Nel dicembre 2003 Davide Toffolo, uno degli autori di fumetti più apprezzati in Italia nonché cofondatore e cantante della band indie rock Tre allegri ragazzi morti, pubblicava sul sito del gruppo un post dal titolo La cattura del gorilla bianco, nel quale raccontava la triste storia, giunta al capolinea, di Copito de nieve (Fiocco di neve), il gorilla bianco che ha vissuto nello zoo di Barcellona dal 1968 al 2003, dove è morto per malattia, diventando una star internazionale. ”Il gorilla bianco è morto. Oramai lo sanno tutti. Ne hanno parlato tutti i telegiornali e i settimanali illustrati del mondo riaffermando che Copito è stato il gorilla più famoso del mondo. Questa la stilizzazione della sua storia ufficiale riportata nel sito dello zoo di Barcellona, suo teatro e sua prigione per più di trent’anni”, l’incipit del racconto di Toffolo, divenuto un graphic novel poetico, intimista e universale – adesso in un’edizione rimasterizzata edita da Bao publishing, con una nuova cover, una nuova veste e una prefazione a fumetti dell’autore – che analizza la relazione, intrinseca, dell’uomo con la natura.

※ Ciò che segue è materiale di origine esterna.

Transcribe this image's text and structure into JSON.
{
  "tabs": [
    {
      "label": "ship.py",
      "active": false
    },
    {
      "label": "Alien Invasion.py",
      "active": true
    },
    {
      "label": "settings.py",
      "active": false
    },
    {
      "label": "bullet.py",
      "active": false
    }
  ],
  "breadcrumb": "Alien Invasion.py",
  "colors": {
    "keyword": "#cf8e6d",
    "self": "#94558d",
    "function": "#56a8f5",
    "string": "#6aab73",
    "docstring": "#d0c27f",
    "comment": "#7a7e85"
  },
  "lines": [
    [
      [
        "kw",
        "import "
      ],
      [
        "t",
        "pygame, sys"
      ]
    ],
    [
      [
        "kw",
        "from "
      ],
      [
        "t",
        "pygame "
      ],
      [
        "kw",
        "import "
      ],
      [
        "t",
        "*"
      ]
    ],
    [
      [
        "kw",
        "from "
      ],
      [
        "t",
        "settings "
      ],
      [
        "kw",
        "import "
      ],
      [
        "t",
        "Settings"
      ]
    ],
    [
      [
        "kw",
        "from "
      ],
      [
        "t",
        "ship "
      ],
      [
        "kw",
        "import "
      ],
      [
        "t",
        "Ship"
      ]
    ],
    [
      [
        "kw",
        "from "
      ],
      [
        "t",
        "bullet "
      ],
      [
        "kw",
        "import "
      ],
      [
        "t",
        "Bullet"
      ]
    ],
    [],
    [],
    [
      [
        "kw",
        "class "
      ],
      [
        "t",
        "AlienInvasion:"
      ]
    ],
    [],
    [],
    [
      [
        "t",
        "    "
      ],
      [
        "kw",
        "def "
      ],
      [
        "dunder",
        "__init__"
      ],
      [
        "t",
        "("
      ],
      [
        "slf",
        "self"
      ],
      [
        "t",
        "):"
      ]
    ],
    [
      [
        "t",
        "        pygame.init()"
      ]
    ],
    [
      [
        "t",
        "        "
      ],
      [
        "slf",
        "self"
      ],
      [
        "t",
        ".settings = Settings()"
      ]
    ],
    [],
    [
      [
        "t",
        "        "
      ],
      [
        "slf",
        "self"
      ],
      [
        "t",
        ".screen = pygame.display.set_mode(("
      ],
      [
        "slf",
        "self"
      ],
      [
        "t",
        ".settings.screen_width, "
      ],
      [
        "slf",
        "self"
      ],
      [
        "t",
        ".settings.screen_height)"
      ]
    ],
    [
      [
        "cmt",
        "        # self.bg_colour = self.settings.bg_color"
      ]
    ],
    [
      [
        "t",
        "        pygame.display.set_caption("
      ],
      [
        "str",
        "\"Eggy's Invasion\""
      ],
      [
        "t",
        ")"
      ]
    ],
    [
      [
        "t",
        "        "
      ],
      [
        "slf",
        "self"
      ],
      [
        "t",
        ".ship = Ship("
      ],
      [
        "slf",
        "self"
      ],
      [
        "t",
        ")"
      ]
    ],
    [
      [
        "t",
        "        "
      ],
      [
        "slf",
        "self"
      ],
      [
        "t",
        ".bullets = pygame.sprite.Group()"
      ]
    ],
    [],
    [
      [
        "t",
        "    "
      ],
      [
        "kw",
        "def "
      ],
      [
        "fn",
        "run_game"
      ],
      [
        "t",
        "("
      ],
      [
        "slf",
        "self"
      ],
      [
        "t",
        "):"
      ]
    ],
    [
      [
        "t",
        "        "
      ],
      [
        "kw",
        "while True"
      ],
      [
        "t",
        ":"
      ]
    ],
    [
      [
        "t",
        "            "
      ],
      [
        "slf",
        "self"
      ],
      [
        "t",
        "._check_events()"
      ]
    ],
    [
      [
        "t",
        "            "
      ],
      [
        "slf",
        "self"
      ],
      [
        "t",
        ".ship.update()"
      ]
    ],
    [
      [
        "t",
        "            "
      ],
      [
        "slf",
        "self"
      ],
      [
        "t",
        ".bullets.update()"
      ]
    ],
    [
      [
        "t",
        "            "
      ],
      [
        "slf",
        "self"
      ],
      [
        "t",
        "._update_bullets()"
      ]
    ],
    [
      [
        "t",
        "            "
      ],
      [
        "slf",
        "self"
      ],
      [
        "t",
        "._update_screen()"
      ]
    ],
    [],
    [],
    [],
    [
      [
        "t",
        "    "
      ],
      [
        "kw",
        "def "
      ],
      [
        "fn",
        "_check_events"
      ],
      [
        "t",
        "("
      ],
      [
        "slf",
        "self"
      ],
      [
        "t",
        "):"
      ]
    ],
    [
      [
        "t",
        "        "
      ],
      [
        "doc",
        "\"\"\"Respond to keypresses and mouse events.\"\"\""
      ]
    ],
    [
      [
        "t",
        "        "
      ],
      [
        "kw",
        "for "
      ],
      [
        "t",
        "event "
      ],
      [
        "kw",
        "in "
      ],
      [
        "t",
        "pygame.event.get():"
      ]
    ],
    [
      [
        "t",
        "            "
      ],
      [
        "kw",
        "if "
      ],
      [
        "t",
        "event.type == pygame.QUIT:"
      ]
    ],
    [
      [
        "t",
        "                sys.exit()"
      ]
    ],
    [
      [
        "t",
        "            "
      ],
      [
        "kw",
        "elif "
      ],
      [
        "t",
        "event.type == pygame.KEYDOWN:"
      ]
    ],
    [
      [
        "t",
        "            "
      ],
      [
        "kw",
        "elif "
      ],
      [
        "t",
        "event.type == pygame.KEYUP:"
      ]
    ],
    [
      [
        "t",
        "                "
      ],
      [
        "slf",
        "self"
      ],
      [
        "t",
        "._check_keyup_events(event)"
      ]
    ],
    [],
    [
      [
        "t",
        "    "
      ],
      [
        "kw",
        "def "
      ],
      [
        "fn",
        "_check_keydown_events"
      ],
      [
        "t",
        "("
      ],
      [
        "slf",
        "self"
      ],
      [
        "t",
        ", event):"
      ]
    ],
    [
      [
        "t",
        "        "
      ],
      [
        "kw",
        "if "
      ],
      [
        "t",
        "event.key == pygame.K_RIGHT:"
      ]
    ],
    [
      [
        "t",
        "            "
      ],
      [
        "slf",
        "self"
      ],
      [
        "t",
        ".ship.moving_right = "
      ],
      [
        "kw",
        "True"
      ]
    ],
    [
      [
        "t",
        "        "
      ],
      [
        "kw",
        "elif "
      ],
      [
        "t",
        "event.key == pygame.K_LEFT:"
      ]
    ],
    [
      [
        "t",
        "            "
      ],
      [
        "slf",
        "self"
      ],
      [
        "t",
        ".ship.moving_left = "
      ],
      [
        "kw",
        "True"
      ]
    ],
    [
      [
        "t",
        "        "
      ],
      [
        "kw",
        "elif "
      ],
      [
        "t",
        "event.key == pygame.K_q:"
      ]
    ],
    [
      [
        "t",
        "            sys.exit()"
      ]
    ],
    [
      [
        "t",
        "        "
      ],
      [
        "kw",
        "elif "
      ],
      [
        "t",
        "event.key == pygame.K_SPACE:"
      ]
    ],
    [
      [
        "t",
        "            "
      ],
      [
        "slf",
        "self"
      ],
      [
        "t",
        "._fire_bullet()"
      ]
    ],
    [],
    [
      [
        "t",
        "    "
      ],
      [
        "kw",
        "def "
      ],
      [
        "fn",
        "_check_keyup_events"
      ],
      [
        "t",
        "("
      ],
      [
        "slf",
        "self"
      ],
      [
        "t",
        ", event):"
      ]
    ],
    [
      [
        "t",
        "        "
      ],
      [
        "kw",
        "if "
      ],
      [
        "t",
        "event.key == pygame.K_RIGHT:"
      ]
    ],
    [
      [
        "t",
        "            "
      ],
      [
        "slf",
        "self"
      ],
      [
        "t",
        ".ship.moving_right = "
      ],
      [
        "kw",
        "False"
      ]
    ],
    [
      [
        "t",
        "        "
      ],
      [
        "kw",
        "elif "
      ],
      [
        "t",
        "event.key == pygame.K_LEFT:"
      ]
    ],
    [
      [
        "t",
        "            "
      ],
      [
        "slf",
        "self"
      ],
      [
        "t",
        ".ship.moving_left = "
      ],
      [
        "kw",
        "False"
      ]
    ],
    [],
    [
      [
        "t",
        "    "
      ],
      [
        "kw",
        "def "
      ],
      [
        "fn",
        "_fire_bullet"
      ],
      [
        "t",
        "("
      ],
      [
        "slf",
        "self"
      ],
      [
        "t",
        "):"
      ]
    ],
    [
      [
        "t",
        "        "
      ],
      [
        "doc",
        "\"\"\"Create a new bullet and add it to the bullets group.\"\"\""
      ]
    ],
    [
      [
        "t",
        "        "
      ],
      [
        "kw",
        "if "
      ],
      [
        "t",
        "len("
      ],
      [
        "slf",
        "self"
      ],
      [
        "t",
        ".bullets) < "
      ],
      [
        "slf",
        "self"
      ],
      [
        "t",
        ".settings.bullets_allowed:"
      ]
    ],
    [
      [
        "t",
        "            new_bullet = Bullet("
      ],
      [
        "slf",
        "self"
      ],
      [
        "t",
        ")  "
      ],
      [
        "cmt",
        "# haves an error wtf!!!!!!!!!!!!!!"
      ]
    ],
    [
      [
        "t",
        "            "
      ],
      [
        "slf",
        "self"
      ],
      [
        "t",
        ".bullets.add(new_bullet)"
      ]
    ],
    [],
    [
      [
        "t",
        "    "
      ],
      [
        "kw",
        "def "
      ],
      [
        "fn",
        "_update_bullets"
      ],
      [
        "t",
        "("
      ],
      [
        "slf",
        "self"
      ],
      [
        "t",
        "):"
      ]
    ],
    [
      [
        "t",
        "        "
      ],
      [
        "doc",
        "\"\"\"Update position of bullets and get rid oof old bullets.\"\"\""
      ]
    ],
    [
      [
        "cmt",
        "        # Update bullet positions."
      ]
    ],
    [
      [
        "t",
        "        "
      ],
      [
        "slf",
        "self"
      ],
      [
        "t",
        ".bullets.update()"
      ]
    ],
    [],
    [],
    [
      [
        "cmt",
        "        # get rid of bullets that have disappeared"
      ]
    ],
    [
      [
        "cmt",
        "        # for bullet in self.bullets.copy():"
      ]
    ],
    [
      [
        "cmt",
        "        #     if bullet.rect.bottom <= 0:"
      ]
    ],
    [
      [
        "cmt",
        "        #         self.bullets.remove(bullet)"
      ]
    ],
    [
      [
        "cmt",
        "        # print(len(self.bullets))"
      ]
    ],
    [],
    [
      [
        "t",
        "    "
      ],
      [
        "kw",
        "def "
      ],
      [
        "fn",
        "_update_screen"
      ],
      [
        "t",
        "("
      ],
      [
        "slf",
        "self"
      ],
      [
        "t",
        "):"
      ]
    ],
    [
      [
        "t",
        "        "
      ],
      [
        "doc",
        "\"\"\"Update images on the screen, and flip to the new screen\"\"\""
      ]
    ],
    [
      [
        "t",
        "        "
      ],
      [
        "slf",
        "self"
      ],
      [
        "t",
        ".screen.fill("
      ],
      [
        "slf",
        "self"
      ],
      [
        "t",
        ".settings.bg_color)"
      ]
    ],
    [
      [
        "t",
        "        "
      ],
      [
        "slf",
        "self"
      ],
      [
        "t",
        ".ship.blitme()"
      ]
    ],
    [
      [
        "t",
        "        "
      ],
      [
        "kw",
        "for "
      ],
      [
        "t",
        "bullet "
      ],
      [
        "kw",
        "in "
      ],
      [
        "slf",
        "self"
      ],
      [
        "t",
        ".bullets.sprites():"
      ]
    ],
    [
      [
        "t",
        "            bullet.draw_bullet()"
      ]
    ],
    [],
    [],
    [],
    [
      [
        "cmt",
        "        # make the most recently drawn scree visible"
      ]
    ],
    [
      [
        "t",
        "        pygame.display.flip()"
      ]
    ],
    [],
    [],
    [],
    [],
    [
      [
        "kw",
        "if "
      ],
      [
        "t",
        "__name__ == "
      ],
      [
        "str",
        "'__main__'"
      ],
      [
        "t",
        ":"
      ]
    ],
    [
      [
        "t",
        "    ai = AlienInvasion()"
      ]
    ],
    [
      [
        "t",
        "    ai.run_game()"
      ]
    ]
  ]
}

Il re bianco (160 pagine, 17 euro) rappresenta uno dei volumi più importanti di Toffolo – pordenonese, classe 1965 –, un racconto costruito attorno alla sua lunga fascinazione nei confronti del Copito de nieve, il famoso gorilla albino, un esemplare di gorilla di pianura unico, che in copertina è rappresentato come una sorta di Elvis Presley del mondo animale (nulla di strano, considerando che ha vissuto la sua intera esistenza sotto le luci, non sempre benevole, dei media internazionali). Ma Il re bianco non è soltanto una narrazione che rimanda – seppure con tutte le sfumature del caso – a una storia realmente accaduta, ma un volume a fumetti nel quale l’autore friulano (del quale consigliamo di recuperare, su tutti, l’autobiografia a fumetti Graphic novel is dead, edita da Rizzoli Lizard) indaga, a più ampio raggio, il rapporto tra l’uomo e l’animale, la difficoltà – che con il tempo diventa sempre maggiore – del dialogo fra adulti e ragazzi e la (avvilente) trasformazione, a opera dell’uomo, di un essere vivente in merce da esporre.

”Questo che avete in mano è il mio libro più bello. Non lo dico per convincerci a comprarlo. Sarà per quanta energia mi è costato. Dentro la storia ci sono i segni caratteristici della mia poetica: la diversità, il confronto fra le generazioni, la trasformazione della vita prodotta dai mass media”, scrive – anzi, illustra, considerando che si tratta di vignette – Toffolo nell’introduzione. Un’opera, la sua, che nasce da un viaggio reale, da Genova a Barcellona, fino ad approdare al museo di storia naturale di Londra. Il re bianco non è una lettura semplice; in alcuni passi può apparire poco scorrevole proprio perché, prima di immergersi nel racconto, è bene conoscere la storia di Copito (“Salvador Dalì lo omaggiò con un vestito da sposa e un grande pastello”, scrive ancora l’autore). Magari anche grazie all’identikit (ripreso in coda da Toffolo) fatto di lui, nel 1983, da Italo Calvino: “È una montagna di carne e pelo bianco. Quel viso di fattezze enormi, di gigante triste, ogni tanto si volta verso la folla dei visitatori e attraverso il vetro, a un metro si mostra”.